Le serviteur Hou, stupéfait et saisi de crainte, avoua tout ce qui en était. Pan Tch’ao alors fit enfermer le serviteur Hou ; puis il réunit tous ses officiers au nombre de trente-six et se mit à boire du vin avec eux ; quand ils furent échauffés par la boisson, il excita leur colère en disant :

— Vous et moi, nous nous trouvons tous dans une contrée lointaine ; nous désirons accomplir de grands exploits pour obtenir la richesse et les honneurs. Maintenant, un envoyé des barbares est arrivé depuis quelques jours à peine et aussitôt les égards et le respect que nous témoignait le roi Kouang ont disparu ; si cet envoyé ordonne au roi de Chan-chan de s’emparer de nous et de nous remettre aux Hiong-nou, nos ossements seront à jamais la pâture des loups ; que faut-il faire ?

Ses officiers répondirent tous :

— Nous sommes maintenant dans une situation de péril extrême ; nous vous suivrons, ô sseu-ma, dans la vie et dans la mort.

Pan  Tch’ao leur dit :

— Celui qui ne pénètre pas dans l’antre du tigre ne prend pas les petits du tigre. Pour ce qui est du plan auquel il nous faut aviser aujourd’hui, le seul parti auquel nous puissions nous arrêter est de profiter de la nuit pour attaquer par l’incendie les envoyés barbares ; ceux-ci ne sauront pas quel est notre nombre ; ils seront certainement en proie à une grande panique et nous pourrons les exterminer. Quand nous aurons fait périr les envoyés barbares, alors (le roi de) Chan-chan sentira se briser son courage.

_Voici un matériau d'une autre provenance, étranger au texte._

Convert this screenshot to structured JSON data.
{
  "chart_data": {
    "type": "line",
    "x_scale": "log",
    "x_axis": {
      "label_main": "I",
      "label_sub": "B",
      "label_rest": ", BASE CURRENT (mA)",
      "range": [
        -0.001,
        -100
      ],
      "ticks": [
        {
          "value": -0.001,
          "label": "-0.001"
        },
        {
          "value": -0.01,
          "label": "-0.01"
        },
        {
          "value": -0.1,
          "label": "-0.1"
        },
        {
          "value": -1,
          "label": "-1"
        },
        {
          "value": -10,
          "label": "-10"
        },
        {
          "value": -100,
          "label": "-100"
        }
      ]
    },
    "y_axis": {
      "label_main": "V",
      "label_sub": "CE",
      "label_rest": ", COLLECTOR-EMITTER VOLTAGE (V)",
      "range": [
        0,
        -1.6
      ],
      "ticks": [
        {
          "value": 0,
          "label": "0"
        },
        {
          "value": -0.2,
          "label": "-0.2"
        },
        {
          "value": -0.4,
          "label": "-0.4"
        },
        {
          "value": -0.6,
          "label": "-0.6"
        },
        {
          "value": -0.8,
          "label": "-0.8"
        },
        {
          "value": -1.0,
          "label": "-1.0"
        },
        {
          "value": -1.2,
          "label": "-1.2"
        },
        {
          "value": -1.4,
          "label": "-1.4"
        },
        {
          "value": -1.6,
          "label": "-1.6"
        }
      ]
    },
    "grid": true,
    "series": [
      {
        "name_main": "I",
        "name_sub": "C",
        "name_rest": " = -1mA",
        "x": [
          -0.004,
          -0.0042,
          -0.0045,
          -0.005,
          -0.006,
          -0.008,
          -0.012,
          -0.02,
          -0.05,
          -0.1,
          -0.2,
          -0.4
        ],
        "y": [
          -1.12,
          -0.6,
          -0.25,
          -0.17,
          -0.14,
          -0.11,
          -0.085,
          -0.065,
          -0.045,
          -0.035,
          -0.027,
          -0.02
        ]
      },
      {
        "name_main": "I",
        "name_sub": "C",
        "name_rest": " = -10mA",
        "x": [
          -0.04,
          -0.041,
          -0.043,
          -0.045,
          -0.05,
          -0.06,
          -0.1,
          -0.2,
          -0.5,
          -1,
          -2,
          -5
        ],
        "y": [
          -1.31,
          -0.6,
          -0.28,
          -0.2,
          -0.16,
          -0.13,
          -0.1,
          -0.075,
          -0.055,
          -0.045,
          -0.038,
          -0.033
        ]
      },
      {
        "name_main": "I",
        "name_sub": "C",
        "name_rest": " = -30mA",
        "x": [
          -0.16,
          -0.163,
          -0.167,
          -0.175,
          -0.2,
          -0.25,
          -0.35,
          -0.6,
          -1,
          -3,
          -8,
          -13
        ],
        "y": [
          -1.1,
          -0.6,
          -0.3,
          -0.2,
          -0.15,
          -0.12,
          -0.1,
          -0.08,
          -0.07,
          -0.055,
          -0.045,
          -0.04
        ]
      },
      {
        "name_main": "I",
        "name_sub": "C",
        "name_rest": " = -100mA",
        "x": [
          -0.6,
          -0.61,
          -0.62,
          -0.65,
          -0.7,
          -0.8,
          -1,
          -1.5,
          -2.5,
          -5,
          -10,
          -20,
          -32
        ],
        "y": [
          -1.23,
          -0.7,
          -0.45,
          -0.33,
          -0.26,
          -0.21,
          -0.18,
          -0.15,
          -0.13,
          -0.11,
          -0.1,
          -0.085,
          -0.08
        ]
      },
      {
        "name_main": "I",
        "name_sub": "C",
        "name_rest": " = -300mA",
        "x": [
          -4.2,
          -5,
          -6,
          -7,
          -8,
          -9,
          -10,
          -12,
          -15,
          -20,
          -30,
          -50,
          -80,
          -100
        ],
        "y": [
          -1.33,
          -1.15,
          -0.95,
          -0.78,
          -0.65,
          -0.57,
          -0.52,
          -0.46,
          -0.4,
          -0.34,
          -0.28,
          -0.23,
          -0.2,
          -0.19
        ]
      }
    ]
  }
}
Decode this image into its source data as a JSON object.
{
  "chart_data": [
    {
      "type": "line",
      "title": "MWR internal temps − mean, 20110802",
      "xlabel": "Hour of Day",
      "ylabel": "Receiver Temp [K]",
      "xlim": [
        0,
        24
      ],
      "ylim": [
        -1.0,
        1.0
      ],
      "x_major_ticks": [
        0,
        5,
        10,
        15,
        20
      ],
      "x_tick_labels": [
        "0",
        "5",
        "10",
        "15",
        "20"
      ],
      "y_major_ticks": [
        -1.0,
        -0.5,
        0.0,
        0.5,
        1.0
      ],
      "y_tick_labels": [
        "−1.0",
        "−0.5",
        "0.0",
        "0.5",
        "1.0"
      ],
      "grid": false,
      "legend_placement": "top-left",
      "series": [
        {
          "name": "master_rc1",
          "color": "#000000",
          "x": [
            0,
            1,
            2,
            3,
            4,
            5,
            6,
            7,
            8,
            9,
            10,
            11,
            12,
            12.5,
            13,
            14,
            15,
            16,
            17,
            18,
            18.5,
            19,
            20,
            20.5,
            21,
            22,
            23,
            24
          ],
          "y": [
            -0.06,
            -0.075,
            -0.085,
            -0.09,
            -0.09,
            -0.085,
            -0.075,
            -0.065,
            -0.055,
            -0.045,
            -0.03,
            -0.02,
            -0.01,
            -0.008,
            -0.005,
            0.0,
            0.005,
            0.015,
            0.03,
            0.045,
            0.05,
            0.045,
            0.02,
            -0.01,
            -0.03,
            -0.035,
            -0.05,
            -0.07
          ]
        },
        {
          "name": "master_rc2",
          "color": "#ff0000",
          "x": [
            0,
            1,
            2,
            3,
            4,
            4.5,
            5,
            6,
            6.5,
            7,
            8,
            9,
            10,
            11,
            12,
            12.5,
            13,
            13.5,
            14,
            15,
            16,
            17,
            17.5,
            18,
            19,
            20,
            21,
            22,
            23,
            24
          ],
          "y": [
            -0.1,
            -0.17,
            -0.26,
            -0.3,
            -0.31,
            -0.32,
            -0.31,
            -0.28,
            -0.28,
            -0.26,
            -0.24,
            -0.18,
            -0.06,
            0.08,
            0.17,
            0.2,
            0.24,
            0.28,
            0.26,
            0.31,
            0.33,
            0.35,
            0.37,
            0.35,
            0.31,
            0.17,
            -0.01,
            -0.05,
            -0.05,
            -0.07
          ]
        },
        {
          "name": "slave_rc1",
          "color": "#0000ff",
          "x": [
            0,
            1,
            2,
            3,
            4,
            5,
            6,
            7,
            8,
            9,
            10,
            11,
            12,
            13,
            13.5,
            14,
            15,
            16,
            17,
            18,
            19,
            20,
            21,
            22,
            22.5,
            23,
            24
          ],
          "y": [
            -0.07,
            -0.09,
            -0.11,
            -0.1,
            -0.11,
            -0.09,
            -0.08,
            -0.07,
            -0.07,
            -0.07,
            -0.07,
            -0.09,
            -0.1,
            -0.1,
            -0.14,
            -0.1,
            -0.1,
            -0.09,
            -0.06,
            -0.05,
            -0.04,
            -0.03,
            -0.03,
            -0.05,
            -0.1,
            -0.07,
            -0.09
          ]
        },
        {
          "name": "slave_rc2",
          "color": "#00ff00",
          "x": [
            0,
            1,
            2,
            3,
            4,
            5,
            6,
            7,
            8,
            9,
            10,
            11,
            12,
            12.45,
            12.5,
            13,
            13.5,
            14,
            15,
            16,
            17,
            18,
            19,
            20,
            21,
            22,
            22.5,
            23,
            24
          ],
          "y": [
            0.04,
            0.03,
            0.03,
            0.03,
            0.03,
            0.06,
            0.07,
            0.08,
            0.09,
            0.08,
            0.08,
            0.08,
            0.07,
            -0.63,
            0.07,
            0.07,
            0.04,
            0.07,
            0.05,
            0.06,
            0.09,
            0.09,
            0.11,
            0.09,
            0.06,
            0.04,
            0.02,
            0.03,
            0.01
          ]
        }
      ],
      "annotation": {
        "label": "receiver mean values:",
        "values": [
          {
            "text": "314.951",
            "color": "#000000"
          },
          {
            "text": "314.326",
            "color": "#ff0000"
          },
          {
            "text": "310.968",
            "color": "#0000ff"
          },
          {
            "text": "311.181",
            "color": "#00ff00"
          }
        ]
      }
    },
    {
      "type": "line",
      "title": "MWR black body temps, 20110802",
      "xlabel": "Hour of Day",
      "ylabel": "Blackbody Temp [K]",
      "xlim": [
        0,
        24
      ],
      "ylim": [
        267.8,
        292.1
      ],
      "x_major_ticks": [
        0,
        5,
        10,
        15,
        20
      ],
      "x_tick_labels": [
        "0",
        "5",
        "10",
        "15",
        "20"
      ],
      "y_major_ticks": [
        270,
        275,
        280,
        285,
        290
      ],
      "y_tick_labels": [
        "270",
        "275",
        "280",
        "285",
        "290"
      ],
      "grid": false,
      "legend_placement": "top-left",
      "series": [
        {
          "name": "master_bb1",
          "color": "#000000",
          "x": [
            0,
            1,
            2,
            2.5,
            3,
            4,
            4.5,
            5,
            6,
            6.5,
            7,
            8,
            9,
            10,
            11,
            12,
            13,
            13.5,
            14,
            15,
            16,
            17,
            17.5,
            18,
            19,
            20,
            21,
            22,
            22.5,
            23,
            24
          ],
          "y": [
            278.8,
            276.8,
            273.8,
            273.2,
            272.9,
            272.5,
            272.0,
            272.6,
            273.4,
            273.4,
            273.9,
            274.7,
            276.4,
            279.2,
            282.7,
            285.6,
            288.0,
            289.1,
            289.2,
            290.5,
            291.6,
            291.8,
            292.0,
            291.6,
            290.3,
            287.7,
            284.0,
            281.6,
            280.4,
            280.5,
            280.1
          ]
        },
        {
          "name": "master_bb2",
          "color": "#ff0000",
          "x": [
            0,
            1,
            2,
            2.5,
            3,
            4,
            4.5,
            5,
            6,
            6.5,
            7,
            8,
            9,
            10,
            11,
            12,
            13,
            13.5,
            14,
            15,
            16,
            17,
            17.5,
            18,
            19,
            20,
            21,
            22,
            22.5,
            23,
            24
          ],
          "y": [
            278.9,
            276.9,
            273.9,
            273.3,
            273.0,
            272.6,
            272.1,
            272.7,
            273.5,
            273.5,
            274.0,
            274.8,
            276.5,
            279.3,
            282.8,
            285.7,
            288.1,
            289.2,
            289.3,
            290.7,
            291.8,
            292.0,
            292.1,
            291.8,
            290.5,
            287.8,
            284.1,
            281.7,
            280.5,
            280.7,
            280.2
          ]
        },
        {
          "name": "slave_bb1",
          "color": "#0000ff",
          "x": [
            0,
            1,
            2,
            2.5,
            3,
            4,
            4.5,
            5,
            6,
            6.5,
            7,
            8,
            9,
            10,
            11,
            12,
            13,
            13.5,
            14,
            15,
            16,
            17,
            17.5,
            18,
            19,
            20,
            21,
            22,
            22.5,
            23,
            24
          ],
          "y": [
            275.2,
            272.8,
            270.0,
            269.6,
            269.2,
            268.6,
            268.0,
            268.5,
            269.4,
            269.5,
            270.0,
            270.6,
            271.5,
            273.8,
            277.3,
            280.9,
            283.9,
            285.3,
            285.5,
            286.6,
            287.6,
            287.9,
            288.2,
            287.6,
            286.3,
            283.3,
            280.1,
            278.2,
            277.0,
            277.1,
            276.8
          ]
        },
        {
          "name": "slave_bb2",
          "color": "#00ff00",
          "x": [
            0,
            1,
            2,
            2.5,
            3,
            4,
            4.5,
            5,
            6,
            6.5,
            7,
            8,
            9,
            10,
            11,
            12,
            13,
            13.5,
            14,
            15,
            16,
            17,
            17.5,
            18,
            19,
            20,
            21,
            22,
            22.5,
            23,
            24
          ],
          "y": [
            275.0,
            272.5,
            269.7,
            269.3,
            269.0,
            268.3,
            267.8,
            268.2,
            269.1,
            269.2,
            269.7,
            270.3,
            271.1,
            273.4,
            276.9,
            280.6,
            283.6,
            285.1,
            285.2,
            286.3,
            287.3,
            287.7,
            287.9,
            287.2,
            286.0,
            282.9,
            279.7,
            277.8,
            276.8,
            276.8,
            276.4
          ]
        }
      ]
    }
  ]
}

Nos exploits seront accomplis et notre entreprise aura réussi.

Tous répondirent :

— Il nous faut délibérer à ce sujet avec le ts’ong-che Kouo Siun.

Pan Tch’ao répliqua avec colère :

— Notre bonne ou notre mauvaise fortune se décide aujourd’hui ; le ts’ong-che Kouo Siun est un vulgaire officier civil ; si on l’informe de ce plan, il aura certainement peur et nos projets seront divulgués. Mourir sans gloire, ce n’est pas le fait de gens vaillants.

Tous alors l’approuvèrent. Dans la première partie de la nuit, Pan Tch’ao, à la tête de ses officiers, courut vers le camp des barbares ; un grand vent était survenu ; Pan Tch’ao ordonna à dix hommes de prendre des tambours et de se cacher derrière les baraquements des barbares ; il était convenu avec eux que, dès qu’ils verraient les flammes s’élever, ils feraient tous résonner leurs tambours, et pousseraient de grands cris. Le reste de ses gens prit des armes et des arbalètes et se dissimula des deux côtés de la porte. Pan Tch’ao alors déchaîna l’incendie dans la direction du vent ; ceux qui étaient devant et ceux qui étaient derrière frappèrent des tambours et poussèrent des clameurs. La foule des barbares fut plongée dans la terreur et la confusion. Pan Tch’ao tua de sa propre main trois hommes ; ses officiers et ses soldats décapitèrent l’envoyé et plus de trente hommes de son escorte ; quant au reste des barbares, à savoir une centaine d’hommes, ils périrent tous brûlés.

Le lendemain, Pan Tch’ao revint informer Kouo Siun de ce qui s’était passé ; Kouo Siun fut très effrayé et ensuite changea de couleur. Pan Tch’ao, comprenant quels étaient ses sentiments, leva la main et dit :

— O officier en second, quoique vous ne soyez pas allé avec nous, comment moi, Pan Tch’ao, voudrais-je m’arroger tout le mérite ?

Kouo Siun fut alors satisfait. Ensuite, Pan Tch’ao appela auprès de lui Kouang, roi de Chan-chan, et lui montra la tête de l’envoyé barbare ; le royaume entier fut saisi de crainte ; Pan Tch’ao publia des explications pour le rassurer ; puis il prit un des fils du roi en guise d’otage ; il revint faire son rapport à Teou Kou ; celui-ci, très content, informa en détail l’empereur des exploits de Pan Tch’ao; il demanda en même temps qu’on fît choix d’un envoyé pour l’envoyer dans les pays d’Occident. L’empereur loua la belle conduite de Pan Tch’ao et adressa à Teou Kou un décret dans lequel il disait :

« Quand vous avez un officier tel que Pan Tch’ao, pourquoi ne l’envoyez vous pas en mission et qu’est-il besoin de choisir quelque autre personne ? Maintenant je nomme Pan Tch’ao au poste de kiun sseu-ma afin qu’il puisse poursuivre ses premiers exploits.